Moreover, the LMEM default effects Hemisphere, Cortical structure, and Masker configuration each were two-level categorical variables representing two hemispheres (left vs right, β8), two cortical structures (cIFS vs STG, β9) and two task conditions per experiment (SPEECH vs NOISE in experiment 1; SPEECH vs SPEECH-OPPO in experiment 2, β10). Together, these default effects estimated task-evoked responses in the HbO and HbR traces. In addition, the LMEM included factors that are known to drive neural response changes in STG and cIFS: plasticity, modelled through block number (β5), as well as peripheral hearing, modelled through each individual listener’s across-frequency average left and right PTA (β12 and β13). Finally, cardiovascular nuisance signals unlikely to be of neural origin were regressed out via the shallow source-detector Reference channels (RC;β6−7) in the default model.

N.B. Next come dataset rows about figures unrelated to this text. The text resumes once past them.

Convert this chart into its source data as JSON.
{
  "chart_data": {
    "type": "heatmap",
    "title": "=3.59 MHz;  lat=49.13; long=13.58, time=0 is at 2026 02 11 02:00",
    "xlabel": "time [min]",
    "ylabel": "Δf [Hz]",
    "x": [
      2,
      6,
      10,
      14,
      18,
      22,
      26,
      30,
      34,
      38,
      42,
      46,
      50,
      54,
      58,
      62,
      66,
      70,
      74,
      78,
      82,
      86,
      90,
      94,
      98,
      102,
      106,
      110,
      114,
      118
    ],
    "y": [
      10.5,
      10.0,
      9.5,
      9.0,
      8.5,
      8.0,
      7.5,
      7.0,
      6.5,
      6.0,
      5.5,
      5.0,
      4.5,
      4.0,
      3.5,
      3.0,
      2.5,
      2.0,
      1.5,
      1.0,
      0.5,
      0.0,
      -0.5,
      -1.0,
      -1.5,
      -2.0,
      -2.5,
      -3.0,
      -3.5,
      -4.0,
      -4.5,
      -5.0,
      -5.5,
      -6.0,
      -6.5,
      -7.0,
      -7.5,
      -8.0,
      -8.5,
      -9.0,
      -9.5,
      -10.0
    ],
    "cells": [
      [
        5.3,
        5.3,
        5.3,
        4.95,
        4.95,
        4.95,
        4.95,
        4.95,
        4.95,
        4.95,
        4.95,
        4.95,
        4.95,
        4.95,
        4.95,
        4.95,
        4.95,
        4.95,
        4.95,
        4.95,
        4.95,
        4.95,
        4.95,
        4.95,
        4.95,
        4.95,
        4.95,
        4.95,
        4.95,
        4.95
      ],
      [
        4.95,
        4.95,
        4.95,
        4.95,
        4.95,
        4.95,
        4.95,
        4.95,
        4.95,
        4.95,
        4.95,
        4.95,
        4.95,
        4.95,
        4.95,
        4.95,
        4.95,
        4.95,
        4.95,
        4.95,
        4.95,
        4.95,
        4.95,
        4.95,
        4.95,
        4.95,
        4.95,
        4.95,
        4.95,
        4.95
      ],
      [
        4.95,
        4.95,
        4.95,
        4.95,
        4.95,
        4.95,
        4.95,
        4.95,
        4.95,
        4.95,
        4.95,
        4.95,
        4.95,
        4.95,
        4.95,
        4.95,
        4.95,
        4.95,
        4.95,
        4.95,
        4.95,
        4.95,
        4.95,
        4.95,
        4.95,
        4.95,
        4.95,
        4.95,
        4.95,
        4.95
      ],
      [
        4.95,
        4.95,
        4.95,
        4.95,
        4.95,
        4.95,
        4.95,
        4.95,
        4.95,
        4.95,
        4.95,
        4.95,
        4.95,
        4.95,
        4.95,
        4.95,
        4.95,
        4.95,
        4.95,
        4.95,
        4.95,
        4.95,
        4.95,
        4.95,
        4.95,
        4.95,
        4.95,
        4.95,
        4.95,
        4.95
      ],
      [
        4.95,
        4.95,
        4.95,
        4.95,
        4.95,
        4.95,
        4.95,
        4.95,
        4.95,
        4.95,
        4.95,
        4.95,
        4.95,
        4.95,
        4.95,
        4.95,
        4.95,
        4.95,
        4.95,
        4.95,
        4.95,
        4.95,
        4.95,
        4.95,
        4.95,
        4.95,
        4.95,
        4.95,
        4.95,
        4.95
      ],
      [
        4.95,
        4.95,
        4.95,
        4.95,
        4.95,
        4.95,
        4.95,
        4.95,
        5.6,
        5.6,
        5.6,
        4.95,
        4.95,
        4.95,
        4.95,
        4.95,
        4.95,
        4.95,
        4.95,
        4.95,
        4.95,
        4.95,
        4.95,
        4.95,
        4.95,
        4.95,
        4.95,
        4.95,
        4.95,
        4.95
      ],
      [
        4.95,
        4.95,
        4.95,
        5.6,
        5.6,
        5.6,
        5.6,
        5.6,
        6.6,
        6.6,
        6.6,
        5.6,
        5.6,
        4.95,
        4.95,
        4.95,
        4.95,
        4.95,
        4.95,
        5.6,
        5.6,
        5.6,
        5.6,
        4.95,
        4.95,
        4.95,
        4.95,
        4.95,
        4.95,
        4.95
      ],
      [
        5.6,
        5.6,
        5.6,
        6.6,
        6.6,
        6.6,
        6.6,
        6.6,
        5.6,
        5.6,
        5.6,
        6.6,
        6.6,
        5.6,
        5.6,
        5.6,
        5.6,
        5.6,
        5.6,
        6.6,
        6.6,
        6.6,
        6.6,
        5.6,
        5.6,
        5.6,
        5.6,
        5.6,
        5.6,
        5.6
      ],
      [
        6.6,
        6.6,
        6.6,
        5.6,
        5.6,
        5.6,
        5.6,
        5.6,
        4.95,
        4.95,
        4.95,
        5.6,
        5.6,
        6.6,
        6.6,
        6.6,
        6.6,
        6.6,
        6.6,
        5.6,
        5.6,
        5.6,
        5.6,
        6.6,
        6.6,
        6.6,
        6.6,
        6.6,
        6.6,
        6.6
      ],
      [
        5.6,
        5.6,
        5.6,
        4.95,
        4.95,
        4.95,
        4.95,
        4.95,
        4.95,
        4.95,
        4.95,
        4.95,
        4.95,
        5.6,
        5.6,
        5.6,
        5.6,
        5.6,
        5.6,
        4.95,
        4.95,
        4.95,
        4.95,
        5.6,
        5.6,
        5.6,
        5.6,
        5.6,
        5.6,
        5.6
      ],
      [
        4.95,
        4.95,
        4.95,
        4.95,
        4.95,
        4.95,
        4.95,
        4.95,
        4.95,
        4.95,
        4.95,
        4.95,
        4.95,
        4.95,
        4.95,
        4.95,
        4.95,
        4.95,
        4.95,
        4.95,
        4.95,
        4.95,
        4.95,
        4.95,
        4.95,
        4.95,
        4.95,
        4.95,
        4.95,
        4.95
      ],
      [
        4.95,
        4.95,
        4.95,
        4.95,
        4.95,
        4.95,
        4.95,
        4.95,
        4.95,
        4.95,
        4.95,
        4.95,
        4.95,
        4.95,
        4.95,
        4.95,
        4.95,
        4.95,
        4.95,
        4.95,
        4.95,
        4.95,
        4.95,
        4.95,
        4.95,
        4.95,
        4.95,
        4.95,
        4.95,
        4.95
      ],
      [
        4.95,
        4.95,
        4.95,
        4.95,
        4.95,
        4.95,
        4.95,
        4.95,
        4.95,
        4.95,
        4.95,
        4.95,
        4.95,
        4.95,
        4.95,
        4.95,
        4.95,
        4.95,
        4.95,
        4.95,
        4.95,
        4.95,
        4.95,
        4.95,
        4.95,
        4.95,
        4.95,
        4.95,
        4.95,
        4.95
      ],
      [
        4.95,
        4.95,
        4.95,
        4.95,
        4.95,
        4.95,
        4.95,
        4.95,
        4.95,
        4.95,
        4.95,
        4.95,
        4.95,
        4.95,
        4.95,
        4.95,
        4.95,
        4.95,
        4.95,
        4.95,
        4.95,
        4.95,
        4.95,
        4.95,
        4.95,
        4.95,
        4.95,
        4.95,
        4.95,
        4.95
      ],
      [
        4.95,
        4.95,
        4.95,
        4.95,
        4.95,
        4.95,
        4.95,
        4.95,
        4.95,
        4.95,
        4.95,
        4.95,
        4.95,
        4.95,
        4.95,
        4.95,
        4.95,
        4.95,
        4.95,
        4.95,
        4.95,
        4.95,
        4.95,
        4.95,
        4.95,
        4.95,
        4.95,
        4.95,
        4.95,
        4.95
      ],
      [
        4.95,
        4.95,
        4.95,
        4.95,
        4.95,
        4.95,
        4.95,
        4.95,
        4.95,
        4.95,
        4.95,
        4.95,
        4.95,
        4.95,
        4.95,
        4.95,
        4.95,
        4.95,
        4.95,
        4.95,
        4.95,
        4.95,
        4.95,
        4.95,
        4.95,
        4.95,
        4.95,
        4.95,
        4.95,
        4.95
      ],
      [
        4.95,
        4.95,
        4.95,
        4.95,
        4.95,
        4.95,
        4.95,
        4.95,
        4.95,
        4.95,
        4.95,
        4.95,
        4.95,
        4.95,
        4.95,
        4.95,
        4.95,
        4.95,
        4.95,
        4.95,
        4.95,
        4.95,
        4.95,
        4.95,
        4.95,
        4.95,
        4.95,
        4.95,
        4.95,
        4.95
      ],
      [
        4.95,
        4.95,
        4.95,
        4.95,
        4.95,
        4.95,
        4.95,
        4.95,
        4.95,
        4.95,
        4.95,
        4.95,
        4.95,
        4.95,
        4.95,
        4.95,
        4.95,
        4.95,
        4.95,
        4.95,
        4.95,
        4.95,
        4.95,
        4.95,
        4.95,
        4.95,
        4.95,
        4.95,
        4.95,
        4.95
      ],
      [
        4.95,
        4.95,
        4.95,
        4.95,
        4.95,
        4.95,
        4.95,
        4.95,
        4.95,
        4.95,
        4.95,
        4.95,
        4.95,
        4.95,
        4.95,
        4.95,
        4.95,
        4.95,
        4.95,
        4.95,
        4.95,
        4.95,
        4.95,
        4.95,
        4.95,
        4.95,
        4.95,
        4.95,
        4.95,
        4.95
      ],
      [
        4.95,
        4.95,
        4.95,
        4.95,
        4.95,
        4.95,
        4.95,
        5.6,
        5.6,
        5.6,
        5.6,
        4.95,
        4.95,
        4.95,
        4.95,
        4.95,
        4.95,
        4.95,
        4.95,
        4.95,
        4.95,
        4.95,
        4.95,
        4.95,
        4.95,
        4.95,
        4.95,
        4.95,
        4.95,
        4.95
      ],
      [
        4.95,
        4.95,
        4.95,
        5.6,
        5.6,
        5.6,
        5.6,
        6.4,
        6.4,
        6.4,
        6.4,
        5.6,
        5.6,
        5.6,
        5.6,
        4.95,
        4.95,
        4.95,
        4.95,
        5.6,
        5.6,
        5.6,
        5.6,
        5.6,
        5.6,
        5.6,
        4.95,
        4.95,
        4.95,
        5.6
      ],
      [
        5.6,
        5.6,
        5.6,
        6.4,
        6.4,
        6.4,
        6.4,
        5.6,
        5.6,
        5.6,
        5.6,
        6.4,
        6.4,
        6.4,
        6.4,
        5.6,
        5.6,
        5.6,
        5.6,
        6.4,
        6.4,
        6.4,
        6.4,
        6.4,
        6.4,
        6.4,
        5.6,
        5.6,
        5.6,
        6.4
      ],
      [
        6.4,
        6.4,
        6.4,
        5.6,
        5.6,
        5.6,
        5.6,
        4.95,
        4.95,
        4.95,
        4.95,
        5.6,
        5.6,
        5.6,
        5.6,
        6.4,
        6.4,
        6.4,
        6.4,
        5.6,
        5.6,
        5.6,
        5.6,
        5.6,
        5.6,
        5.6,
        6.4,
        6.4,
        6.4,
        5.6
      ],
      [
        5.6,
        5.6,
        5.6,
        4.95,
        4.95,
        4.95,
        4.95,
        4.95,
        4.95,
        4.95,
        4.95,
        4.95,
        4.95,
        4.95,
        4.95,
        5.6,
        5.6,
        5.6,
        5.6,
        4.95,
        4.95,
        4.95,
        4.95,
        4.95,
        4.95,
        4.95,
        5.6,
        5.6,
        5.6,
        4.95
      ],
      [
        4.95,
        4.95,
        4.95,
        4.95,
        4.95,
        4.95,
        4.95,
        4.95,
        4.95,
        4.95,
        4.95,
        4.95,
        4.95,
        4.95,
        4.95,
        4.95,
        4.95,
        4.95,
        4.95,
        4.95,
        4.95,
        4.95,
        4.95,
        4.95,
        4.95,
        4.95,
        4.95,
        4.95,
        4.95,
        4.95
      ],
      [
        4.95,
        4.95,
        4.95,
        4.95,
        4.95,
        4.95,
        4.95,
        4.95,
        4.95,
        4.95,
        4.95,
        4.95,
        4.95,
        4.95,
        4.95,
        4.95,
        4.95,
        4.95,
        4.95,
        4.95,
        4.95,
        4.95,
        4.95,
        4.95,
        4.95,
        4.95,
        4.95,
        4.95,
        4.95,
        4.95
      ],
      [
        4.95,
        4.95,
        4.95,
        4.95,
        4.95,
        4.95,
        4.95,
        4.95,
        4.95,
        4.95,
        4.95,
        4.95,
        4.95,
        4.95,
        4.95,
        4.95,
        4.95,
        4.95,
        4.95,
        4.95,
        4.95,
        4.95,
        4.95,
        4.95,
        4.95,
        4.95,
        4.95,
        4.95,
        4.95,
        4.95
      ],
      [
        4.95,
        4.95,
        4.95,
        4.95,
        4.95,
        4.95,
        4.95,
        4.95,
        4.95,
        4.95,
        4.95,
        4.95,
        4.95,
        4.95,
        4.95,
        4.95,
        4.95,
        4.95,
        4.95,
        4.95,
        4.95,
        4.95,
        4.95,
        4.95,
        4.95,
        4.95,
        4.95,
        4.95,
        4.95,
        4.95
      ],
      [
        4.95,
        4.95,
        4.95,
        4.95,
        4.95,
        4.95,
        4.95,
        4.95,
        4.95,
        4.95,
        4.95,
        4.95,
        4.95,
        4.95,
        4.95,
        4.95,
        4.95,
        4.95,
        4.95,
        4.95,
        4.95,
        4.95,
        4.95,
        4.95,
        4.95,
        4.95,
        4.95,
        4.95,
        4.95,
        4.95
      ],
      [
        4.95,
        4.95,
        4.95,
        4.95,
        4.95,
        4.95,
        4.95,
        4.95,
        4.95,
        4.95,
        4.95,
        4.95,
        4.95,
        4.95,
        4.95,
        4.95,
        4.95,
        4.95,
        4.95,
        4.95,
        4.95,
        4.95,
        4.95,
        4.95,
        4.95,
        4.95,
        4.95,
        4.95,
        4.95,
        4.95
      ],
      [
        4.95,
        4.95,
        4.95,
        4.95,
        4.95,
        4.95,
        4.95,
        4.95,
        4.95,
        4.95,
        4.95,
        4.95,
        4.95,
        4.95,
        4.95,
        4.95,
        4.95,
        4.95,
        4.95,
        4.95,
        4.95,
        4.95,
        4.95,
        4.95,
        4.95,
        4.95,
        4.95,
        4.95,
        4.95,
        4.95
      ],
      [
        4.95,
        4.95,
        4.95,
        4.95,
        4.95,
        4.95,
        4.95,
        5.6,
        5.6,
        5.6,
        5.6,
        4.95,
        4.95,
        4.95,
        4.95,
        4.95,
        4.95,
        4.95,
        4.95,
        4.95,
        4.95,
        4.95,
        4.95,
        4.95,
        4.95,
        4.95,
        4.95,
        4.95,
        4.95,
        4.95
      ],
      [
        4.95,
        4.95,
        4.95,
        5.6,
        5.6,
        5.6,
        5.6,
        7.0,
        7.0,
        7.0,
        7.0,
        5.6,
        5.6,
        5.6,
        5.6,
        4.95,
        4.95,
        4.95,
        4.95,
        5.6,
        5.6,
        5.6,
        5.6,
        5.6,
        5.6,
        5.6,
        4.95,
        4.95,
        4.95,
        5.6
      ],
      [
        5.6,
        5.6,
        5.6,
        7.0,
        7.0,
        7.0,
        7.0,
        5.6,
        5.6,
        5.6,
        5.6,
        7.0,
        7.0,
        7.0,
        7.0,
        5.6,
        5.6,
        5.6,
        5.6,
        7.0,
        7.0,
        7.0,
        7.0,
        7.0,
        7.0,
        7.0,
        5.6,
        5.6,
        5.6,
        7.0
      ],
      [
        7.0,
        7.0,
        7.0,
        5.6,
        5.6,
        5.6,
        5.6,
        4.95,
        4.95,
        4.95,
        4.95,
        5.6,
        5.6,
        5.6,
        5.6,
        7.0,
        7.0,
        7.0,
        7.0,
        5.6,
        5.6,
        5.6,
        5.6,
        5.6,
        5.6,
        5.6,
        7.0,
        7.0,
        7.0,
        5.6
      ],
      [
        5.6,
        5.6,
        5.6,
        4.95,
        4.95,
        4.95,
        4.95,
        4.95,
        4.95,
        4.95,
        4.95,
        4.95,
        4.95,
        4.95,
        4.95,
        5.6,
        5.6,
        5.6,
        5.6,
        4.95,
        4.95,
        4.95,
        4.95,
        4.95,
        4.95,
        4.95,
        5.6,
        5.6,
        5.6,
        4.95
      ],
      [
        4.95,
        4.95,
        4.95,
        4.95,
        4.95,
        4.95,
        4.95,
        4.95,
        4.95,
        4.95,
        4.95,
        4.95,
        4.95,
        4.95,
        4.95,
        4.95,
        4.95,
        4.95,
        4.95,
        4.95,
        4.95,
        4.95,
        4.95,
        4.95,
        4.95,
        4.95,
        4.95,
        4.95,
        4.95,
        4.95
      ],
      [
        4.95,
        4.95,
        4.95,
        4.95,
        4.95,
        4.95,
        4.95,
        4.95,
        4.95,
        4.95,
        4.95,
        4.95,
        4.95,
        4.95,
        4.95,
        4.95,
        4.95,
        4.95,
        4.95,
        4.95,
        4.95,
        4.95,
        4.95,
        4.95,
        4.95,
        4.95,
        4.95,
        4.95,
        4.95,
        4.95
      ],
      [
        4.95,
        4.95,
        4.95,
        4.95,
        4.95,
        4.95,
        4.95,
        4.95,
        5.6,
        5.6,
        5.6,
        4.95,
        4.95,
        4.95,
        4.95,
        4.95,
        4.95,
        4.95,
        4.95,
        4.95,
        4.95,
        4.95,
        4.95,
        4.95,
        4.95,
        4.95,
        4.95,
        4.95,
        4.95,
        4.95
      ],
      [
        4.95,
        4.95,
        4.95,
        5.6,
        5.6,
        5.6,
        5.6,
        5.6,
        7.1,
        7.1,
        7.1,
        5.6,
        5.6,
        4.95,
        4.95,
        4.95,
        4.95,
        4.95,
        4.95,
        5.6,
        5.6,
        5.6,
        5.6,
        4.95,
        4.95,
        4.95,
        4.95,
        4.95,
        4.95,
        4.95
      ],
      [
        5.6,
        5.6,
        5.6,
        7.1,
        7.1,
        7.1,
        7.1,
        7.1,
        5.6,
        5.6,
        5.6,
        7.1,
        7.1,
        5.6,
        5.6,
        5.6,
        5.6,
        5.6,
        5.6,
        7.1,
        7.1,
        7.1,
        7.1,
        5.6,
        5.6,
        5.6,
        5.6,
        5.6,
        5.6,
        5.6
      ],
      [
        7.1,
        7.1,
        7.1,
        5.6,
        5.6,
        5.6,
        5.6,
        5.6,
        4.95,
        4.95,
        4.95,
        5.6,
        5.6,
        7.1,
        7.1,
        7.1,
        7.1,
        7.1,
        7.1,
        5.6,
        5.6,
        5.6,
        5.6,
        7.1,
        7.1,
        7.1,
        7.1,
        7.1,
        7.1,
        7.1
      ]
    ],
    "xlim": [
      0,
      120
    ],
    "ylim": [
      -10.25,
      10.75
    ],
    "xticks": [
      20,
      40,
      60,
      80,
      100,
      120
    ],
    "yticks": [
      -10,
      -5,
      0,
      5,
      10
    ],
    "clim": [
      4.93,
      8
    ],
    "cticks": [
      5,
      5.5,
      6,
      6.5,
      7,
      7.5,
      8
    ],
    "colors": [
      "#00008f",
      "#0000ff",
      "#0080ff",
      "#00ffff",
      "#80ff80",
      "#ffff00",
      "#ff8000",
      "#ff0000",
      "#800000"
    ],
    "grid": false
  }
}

As a result, this LMEM implicitly considered that HbR hemodynamic responses are generally much smaller in amplitude and build up more slowly, as compared to HbO (Watanabe et al., 1996; Sato et al., 2004). Specifically, HRFs for HbR and HbO were of the same overall canonical functional form. However, to capture potentially different amplitudes and temporal onsets of HbO and HbR, the LMEM fitted HRF and HRF’ amplitudes and their interactions with Masker configuration, Hemisphere and Cortical structure separately for HbO vs HbR (β1−4;(Niioka et al., 2018)).
Finally, to regress out idiosynchratic listener-dependent effects on HbO and HbR traces (Sato et al., 2005; Minati et al., 2011), the LMEM included random effects for each listener of Masker configuration, Cortical structure and Hemisphere. Note that we initially explored a range of statistical models. We deemed this LMEM model best in terms of explanatory power and parsimony, because it yielded low overall Akaike’s Information Criterion and Bayesian Information Criterion scores (Anderson and Burnham, 2002).
Supplement 3
Temporal Buildup
Using PET, prior work discovered stronger bilateral STG activation for speech masked by speech relatively to a speech masked by speech baseline (Scott et al., 2009), a finding confirmed by the current results via fNIRS. That prior work assessed speech identification while participants listened passively (Scott et al., 2009). In contrast, here, hemodynamic responses were recorded while listeners were actively engaged in a speech detection task. Of note, the prior study also showed that the left STG was more strongly recruited than right STG under IM (Scott et al., 2009). To examine hemispheric differences, we compared the LMEM predicted hemodynamic response across left and right hemisphere for STG, and, separately for STG. However, for the stimuli tested here during active listening, no robust hemispheric differences in STG activation were revealed.
Furthermore, frontal cortex peak responses during an EM task were found to lag behind STG responses, by approximately 1.5 seconds, when normally-hearing listeners were assessed with fNIRS while listening to vocoded speech in noise (Wijayasiri et al., 2017). To analyze the temporal buildup of the task-evoked responses, we subtracted the responses attributed by the LMEM to the STG from those attributed to the cIFS.
In both experiments, masker-evoked differences in overall recruitment of STG vs cIFS varied over time. In experiment 1, STG was slightly more strongly recruited during the first 2 seconds of the task interval, before the recruitment between STG and cIFS became more balanced, in both the left and right hemispheres (Supplement 3 Figure 1A). Similarly, in experiment 2, within each hemisphere, STG was relatively more engaged than cIFS during the first 2-5 seconds of the task, followed by stronger HbO and HbR recruitment in the cIFS region (Supplement 3 Figure 1B). Thus, the current temporal buildup results are consistent with prior findings that STG activates before frontal regions, for both EM and IM (Wijayasiri et al., 2017).